Yes, i was wondering whether what david proposed would work.

Pick either one of the last one you proposed.
They sound both fine to me.

swh/storage/storage.py
231–232

[bytes, bytes]?

douardda added inline comments.Thu, Nov 22, 1:27 PM
swh/storage/in_memory.py
147–164

Indeed I changed the behavior in my snippet, but a small fix could be:

for sha1, key in islice(chain.from_iterable(it_contents), limit+1):
  #[...]
return dict(next=next, contents=contents[:limit])

would do the trick, but again, it's readability is debatable.

Whatever, I still don't like your return "hidden" in the middle of the loop, but I won't fight.

ardumont added inline comments.Thu, Nov 22, 1:39 PM
swh/storage/in_memory.py
88

You change something in the function content_add.
Your diff is about content_get and content_get_range.
It's not immediately apparent what this does.

Now it's clearer ;)

102

Why is the key str? What did i miss?

112

Since you touch the comment, you can now fix it to make it clearer then ;)
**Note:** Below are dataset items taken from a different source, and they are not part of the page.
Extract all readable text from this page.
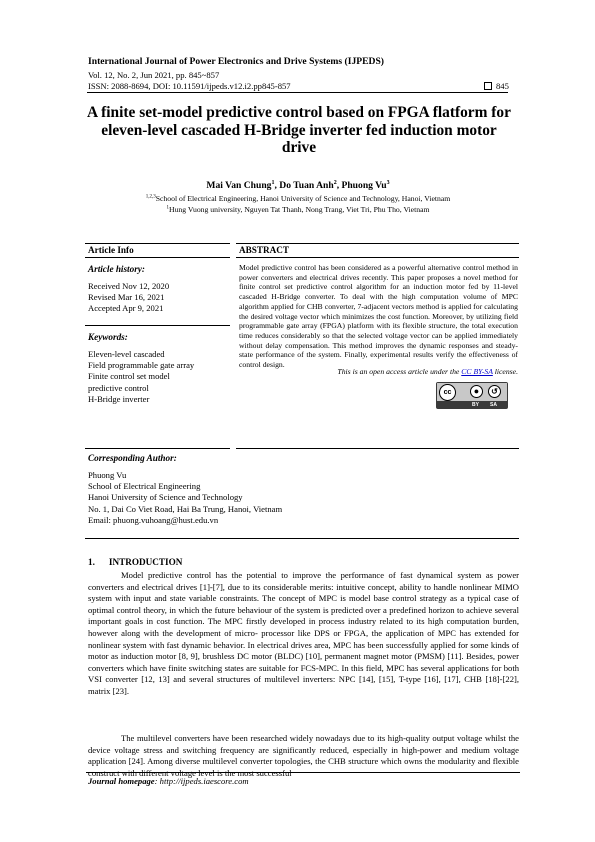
International Journal of Power Electronics and Drive Systems (IJPEDS)
Vol. 12, No. 2, Jun 2021, pp. 845~857
ISSN: 2088-8694, DOI: 10.11591/ijpeds.v12.i2.pp845-857	845
A finite set-model predictive control based on FPGA flatform for eleven-level cascaded H-Bridge inverter fed induction motor drive
Mai Van Chung$^1$, Do Tuan Anh$^2$, Phuong Vu$^3$
$^{1,2,3}$School of Electrical Engineering, Hanoi University of Science and Technology, Hanoi, Vietnam
$^1$Hung Vuong university, Nguyen Tat Thanh, Nong Trang, Viet Tri, Phu Tho, Vietnam
Article Info	ABSTRACT
Article history:
Received Nov 12, 2020
Revised Mar 16, 2021
Accepted Apr 9, 2021
Keywords:
Eleven-level cascaded
Field programmable gate array
Finite control set model
predictive control
H-Bridge inverter
Model predictive control has been considered as a powerful alternative control method in power converters and electrical drives recently. This paper proposes a novel method for finite control set predictive control algorithm for an induction motor fed by 11-level cascaded H-Bridge converter. To deal with the high computation volume of MPC algorithm applied for CHB converter, 7-adjacent vectors method is applied for calculating the desired voltage vector which minimizes the cost function. Moreover, by utilizing field programmable gate array (FPGA) platform with its flexible structure, the total execution time reduces considerably so that the selected voltage vector can be applied immediately without delay compensation. This method improves the dynamic responses and steady- state performance of the system. Finally, experimental results verify the effectiveness of control design.
This is an open access article under the CC BY-SA license.
cc	●	↺
BY SA
Corresponding Author:
Phuong Vu
School of Electrical Engineering
Hanoi University of Science and Technology
No. 1, Dai Co Viet Road, Hai Ba Trung, Hanoi, Vietnam
Email: phuong.vuhoang@hust.edu.vn
1. INTRODUCTION
Model predictive control has the potential to improve the performance of fast dynamical system as power converters and electrical drives [1]-[7], due to its considerable merits: intuitive concept, ability to handle nonlinear MIMO system with input and state variable constraints. The concept of MPC is model base control strategy as a typical case of optimal control theory, in which the future behaviour of the system is predicted over a predefined horizon to achieve several important goals in cost function. The MPC firstly developed in process industry related to its high computation burden, however along with the development of micro- processor like DPS or FPGA, the application of MPC has extended for nonlinear system with fast dynamic behavior. In electrical drives area, MPC has been successfully applied for some kinds of motor as induction motor [8, 9], brushless DC motor (BLDC) [10], permanent magnet motor (PMSM) [11]. Besides, power converters which have finite switching states are suitable for FCS-MPC. In this field, MPC has several applications for both VSI converter [12, 13] and several structures of multilevel inverters: NPC [14], [15], T-type [16], [17], CHB [18]-[22], matrix [23].
The multilevel converters have been researched widely nowadays due to its high-quality output voltage whilst the device voltage stress and switching frequency are significantly reduced, especially in high-power and medium voltage application [24]. Among diverse multilevel converter topologies, the CHB structure which owns the modularity and flexible construct with different voltage level is the most successful
Journal homepage: http://ijpeds.iaescore.com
vlorentz marked 3 inline comments as done.Thu, Nov 22, 1:45 PM
vlorentz added inline comments.
swh/storage/in_memory.py
88

Yeah, I added self._sorted_sha1 to make searches run in logtime.

102

Keys are 'sha1' and 'data'.

swh/storage/storage.py
231–232

No, keys are 'sha1' and 'data'.

vlorentz updated this revision to Diff 2185.Thu, Nov 22, 1:47 PM
  • improve the fixme.
ardumont added inline comments.Thu, Nov 22, 2:33 PM
swh/storage/in_memory.py
102

right!

swh/storage/storage.py
231–232

yes, my bad ;)

vlorentz updated this revision to Diff 2230.Fri, Nov 23, 5:35 PM
  • Use a generator to merge the two loops.
douardda accepted this revision.Mon, Nov 26, 10:30 AM
ardumont accepted this revision.Mon, Nov 26, 11:01 AM
This revision is now accepted and ready to land.Mon, Nov 26, 11:01 AM
This revision was automatically updated to reflect the committed changes.